The Battle of Verdun was the longest and most costly battle of the First World War. It would dominate much of the fighting of 1916, forcing France's allies to fight battles that might otherwise not have been fought, or to alter the timing of their offensives to provide indirect aid to the French. By the end of the battle the French and Germans between them had lost close to one million men.
At the end of 1915 Verdun was in a quiet section of the western front. During the fighting in 1914 it had formed the pivot of the French line as it had bent back under the German onslaught. When the front line stabilised, Verdun found itself at the south eastern corner of the great German salient that bulged out toward Paris, while to the south east the Germans held the St. Mihiel salient. The only lines of communication into Verdun from the rest of France ran south west of the city.
The German war plan of 1914 had been designed to reduce the dangers of a two front war. At the outbreak of war, German armies had swept through Belgium and into north east France, with the aim of surrounding the French armies on the Franco-German border, thus forcing France out of the war.

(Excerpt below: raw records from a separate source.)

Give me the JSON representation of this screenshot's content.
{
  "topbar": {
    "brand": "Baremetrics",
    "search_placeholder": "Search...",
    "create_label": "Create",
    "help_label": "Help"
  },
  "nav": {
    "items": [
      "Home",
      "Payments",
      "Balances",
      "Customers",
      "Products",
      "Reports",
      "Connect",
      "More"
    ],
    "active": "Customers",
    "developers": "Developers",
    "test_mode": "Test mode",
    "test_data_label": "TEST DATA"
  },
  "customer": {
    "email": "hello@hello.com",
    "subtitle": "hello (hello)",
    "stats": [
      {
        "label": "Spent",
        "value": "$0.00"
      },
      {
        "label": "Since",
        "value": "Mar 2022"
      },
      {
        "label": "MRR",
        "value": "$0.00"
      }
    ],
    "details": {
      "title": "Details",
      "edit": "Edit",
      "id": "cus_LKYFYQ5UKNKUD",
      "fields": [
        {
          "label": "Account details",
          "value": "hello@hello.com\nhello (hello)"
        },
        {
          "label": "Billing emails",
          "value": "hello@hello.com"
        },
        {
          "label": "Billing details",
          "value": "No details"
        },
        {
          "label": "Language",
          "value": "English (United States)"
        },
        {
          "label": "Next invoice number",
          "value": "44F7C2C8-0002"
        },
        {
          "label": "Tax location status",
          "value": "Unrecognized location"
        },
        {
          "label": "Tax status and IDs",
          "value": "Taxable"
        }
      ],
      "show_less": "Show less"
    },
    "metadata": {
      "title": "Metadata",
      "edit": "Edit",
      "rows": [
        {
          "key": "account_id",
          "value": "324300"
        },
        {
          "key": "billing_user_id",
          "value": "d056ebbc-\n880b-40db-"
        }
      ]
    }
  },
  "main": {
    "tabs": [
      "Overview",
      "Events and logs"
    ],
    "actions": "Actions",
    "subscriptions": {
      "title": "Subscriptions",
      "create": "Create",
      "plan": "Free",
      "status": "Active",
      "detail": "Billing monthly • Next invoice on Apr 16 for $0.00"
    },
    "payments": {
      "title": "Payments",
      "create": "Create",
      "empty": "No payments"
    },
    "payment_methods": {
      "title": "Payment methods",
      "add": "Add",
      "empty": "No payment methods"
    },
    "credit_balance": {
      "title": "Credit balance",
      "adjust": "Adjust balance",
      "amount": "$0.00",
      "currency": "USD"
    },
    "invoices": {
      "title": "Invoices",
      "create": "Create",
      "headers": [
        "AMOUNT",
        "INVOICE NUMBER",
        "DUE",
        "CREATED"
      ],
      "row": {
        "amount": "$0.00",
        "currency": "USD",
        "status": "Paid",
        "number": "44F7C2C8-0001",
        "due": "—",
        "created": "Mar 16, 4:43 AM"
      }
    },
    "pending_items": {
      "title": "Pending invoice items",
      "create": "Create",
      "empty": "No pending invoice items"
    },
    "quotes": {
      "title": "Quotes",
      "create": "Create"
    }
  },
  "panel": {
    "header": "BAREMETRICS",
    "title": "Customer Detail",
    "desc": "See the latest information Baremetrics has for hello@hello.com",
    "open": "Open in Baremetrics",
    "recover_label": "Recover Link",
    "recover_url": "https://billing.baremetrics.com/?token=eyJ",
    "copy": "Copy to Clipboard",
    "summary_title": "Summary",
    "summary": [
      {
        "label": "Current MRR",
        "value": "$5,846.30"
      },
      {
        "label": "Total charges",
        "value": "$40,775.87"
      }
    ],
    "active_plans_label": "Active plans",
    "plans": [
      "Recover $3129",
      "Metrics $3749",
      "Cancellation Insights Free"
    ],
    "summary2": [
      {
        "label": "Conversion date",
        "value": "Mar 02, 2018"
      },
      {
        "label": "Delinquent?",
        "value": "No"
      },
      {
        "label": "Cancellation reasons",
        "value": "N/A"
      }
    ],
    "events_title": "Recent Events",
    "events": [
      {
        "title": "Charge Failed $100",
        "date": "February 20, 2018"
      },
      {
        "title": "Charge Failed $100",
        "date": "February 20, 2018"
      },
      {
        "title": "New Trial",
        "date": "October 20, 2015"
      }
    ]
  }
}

Only then would German armies head east to deal with the Russian steamroller. The events of 1914 had negated this plan. The German sweep through France had been stopped at the First Battle of the Marne, while the Russians had mobilised quicker than expected and threatened an invasion of East Prussia. The defeat of this invasion at the battles of Tannenburg and the Masurian Lakes had raised the profile of Field Marshal Hindenburg, the commander in East Prussia. When the German high command gathered to decide what to do in 1915, the easterners won the debate. The German armies in the west would stand on the defensive while the armies in the east would attempt to knock Russia out of the war.